"Today, consumers are increasingly using smartphones, tablets, laptops and other mobile devices to wirelessly connect to the Internet and to each other," the companies said in a letter to Federal Communications Commission chairman Julius Genachowski.
"As a result, consumer demand for wireless broadband is dramatically increasing and our wireless networks are struggling to keep pace with the demand," they said in the letter published on the FCC website.
"AT&T's acquisition of T-Mobile represents a near term means of addressing the rising consumer demand," they said. "For example, the merged company will be able to leverage a larger network of cell sites allowing greater reuse of spectrum and increasing the wireless broadband capacity of the network."

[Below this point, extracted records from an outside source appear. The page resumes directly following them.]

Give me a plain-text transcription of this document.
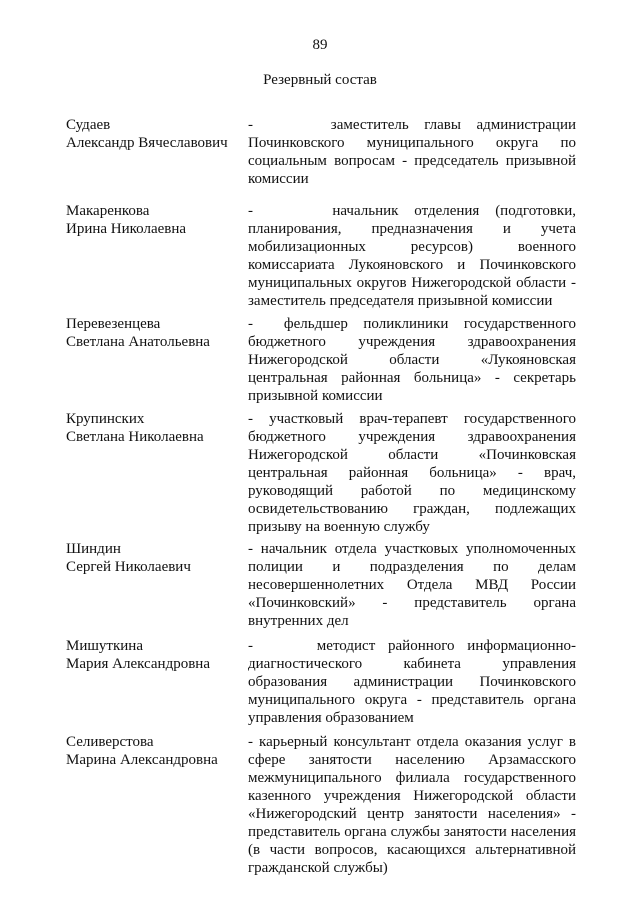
89
Резервный состав
Судаев
Александр Вячеславович
-     заместитель главы администрации Починковского муниципального округа по социальным вопросам - председатель призывной комиссии
Макаренкова
Ирина Николаевна
-     начальник отделения (подготовки, планирования, предназначения и учета мобилизационных ресурсов) военного комиссариата Лукояновского и Починковского муниципальных округов Нижегородской области - заместитель председателя призывной комиссии
Перевезенцева
Светлана Анатольевна
-  фельдшер поликлиники государственного бюджетного учреждения здравоохранения Нижегородской области «Лукояновская центральная районная больница» - секретарь призывной комиссии
Крупинских
Светлана Николаевна
- участковый врач-терапевт государственного бюджетного учреждения здравоохранения Нижегородской области «Починковская центральная районная больница» - врач, руководящий работой по медицинскому освидетельствованию граждан, подлежащих призыву на военную службу
Шиндин
Сергей Николаевич
- начальник отдела участковых уполномоченных полиции и подразделения по делам несовершеннолетних Отдела МВД России «Починковский» - представитель органа внутренних дел
Мишуткина
Мария Александровна
-     методист районного информационно-диагностического кабинета управления образования администрации Починковского муниципального округа - представитель органа управления образованием
Селиверстова
Марина Александровна
- карьерный консультант отдела оказания услуг в сфере занятости населению Арзамасского межмуниципального филиала государственного казенного учреждения Нижегородской области «Нижегородский центр занятости населения» - представитель органа службы занятости населения (в части вопросов, касающихся альтернативной гражданской службы)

"The FCC must seriously weigh the benefits of this merger and approve it," the companies said. "Such action will help to meet the near term wireless broadband needs of consumers and ensure that we are globally competitive as the world increasingly embraces wireless broadband connectivity."
The other four signatories to the letter to the FCC in support of the proposed takeover of T-Mobile, the US unit of Germany's Deutsche Telekom, by AT&T were Avaya, Brocade, Qualcomm and Blackberry maker Research In Motion.
Rival Sprint Nextel has come out strongly against the deal, which would give AT&T around 40 percent of the market and make it the top US wireless carrier. Verizon is currently number one, followed by AT&T, Sprint Nextel and T-Mobile.
"AT&T's acquisition of T-Mobile will turn back the clock on wireless competition," Sprint chief executive Daniel Hesse told a Senate hearing last month looking into the deal.
"The wireless industry thrives on competition," Hesse said, and an AT&T acquisition of T-Mobile would mean that "two companies would largely control industry pricing."
Other opponents include the Computer & Communications Industry Association, which filed a petition with the FCC last month asking it to deny AT&T's bid.
"AT&T has blocked numerous innovations that have competed with its business model in the past from fax machines to cell phones," CCIA president and chief executive Ed Black said.
"This brazen merger proposal makes it clear they are once again seeking market power which will allow them to hold back innovation and maximize profits."